Wedding Prepartation

We were advised us to check carefully with the ‘Matrika’ in the district of Prague where we wanted to get married. It seems each district of Prague has different rules, and depending on the mood and personality of the person behind the desk your task can vary from being amazingly quick and simple to painstakingly long and complex. Unfortunately for us, the latter was the case.

For the marriage ceremony to be registered my birth certificate had to be translated into Czech, and had to be officially “certified”. Unsure of exactly what this meant I contacted the UK government office and applied for a certified copy. I had to send them my original birth certificate. I had one copy in Prague and sent it by Czech Express Mail, so it had a tracking number and guarantee.

The wedding was set for 29th June and the birth certificate had a processing time of 6 weeks which had now passed, so I contacted the UK office to find out what was happening. I almost died when they told me they had no record of it!
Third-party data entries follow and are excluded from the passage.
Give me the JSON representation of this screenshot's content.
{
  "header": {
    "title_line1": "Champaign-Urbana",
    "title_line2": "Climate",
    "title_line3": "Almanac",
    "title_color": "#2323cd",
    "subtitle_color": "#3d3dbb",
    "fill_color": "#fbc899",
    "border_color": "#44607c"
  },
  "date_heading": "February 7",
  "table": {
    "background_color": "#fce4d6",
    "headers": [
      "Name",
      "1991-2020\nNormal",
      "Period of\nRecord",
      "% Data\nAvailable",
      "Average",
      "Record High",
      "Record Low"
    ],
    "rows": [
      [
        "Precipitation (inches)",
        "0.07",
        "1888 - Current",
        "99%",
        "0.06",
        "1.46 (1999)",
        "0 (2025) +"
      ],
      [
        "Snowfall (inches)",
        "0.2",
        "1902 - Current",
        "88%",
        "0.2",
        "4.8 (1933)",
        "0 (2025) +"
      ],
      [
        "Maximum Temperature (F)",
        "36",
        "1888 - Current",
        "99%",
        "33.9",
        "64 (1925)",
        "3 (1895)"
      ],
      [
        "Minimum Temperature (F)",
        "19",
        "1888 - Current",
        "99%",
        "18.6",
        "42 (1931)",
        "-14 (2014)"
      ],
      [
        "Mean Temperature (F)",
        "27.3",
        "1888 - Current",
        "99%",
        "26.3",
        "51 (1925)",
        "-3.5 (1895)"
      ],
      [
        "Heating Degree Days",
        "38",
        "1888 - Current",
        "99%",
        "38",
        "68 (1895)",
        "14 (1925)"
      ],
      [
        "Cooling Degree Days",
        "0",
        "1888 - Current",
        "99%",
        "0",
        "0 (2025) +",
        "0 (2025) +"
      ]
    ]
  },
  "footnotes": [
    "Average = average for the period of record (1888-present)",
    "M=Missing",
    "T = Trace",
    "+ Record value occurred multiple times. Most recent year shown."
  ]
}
I quickly confronted Czech Mail, who claimed it had been lost outside Czech so it wasn’t their responsibility. I didn’t have time to get angry and the only option now was to apply for a new birth certificate so I chose the fast track option and this arrived one week later. It went straight to the law translator’s office but they couldn’t provide the translation till Monday (5 days before the Wedding).

Apostile for getting Married Abroad

On Monday morning we received a call that it needed an apostile before translation. I’d never heard of an apostile but after a few curse words and tears we composed ourselves and found out this was the certification the ‘Matrica’ needed. The only place where we could get it processed and delivered before the wedding was from a fast track apostile service in London. My dad calculated that he could send the other copy of my birth certificate from Leeds to London that morning, they could process it on Tuesday, send it from London later that day and it would arrive in Prague Wednesday or Thursday. Phew! I called the apostile office Tuesday morning and the birth certificate hadn’t arrived. More tears and panic! The only way I was going to solve this was if I went there myself. I booked a last minute flight to London that evening so I could get this apostile no matter what. Within 24 hours I was back on Czech soil, apostile in hand, hundreds of pounds shorter and with a few more grey hairs.

The translation was done on the Thursday and we begged the ‘Matrica’ to open on Friday so we could get all the paperwork done for the wedding the following day.

The Wedding Day and Aftermath

There was an amazing feeling of relief and joy as we knew we now had everything and we enjoyed our wedding day immensely. I remember the priest asked just before we went into church “Are you sure you both want to go through with this?” I answered “after the last few days it would take a huge effort to stop us!”

Oh, my birth certificate turned up in the UK government office 3 months later. Another 2 months later we got 300kc compensation from Czech Mail.